Baskı ve zulümle Müslümanların dinlerini yaşamaları engelleniyorsa, Allah’a kulluğu tercih edip, o yerden (geçim şartları uygun olsa bile) hicret edip,İslamı yaşayabilecekleri uygun bir yere gitmeleri daha uygun olur ( orada geçim şartları zor olsa da). Dini yaşamak,Allah’a kulluk etmek, geçim şartlarından, rızık peşinde koşmaktan daha önemlidir. Nitekim Cenab-ı Hakk, Kur’anda;
‘’ Nice hayvanlar var ki, rızkını (biriktirip) yanında taşımıyor.Çünkü onların da,sizin de rızkınızı Allah veriyor.O her şeyi işitir ve bilir ‘’(Ankebut-60), buyurmaktadır.
Allah’ın rahmetinin bir eseri olan hicret etme müsaadesi gelince,
Mü'minler önce Habeşistan, sonra da Medine'ye hicret ettiler.Son olarak, Hz.Resûlullah, müşriklerin kendinde bulunan emânetlerini vermesi için Hz.Ali'yi ra. vekil ederek,Hz Ebu Bekir ile milâdî 622 bir Muharrem’in de Mekke'den Medine'ye(Yesrib) hicret etmiştir.
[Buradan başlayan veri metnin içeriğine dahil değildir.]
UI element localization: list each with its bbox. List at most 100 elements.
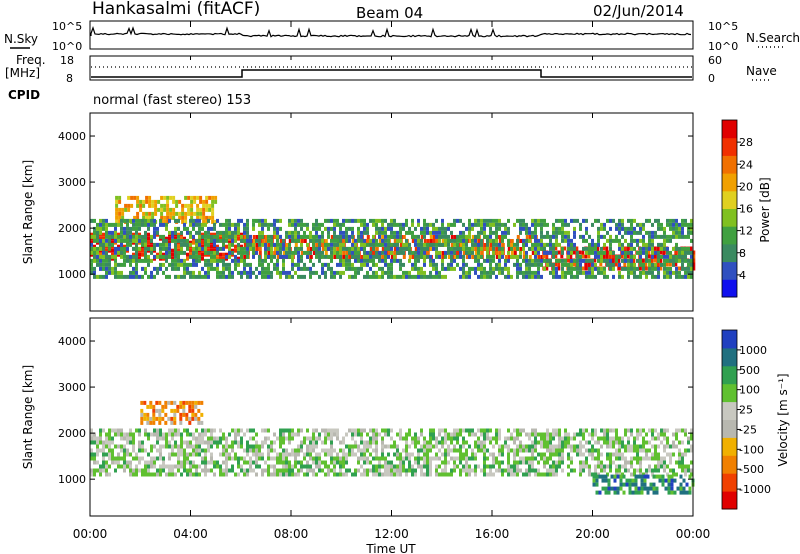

Bu tarih, Hz Ömer'in halifeliği döneminde müslümanların HİCRİ TAKVİMİNİN başlangıcı
olmuştur. O tarihten itibaren Muharrem ayının birinci gecesi Müslümanların yılbaşı gecesi olmuştur.
Hicret; Müslümana isabet eden maddi ve manevi her sıkıntıdan,her zorluktan kurtulmak için bir vasıta, sığınılacak bir liman aramadır.
Hicret; İnsana kulluktan firar edip, Allah’a kulluğa yöneliştir.
Hicret; Şirkten kurtulup, Tevhide sarılmadır.
Hicret; Hevâyı terk edip, Hüdâ’ya itaattır.
Hicret; ‘Belhüm edall (hayvandan da aşağı) olmaktan çıkıp, ‘ eşref-i mahluk’ olarak hakiki insan olmaya yöneliştir.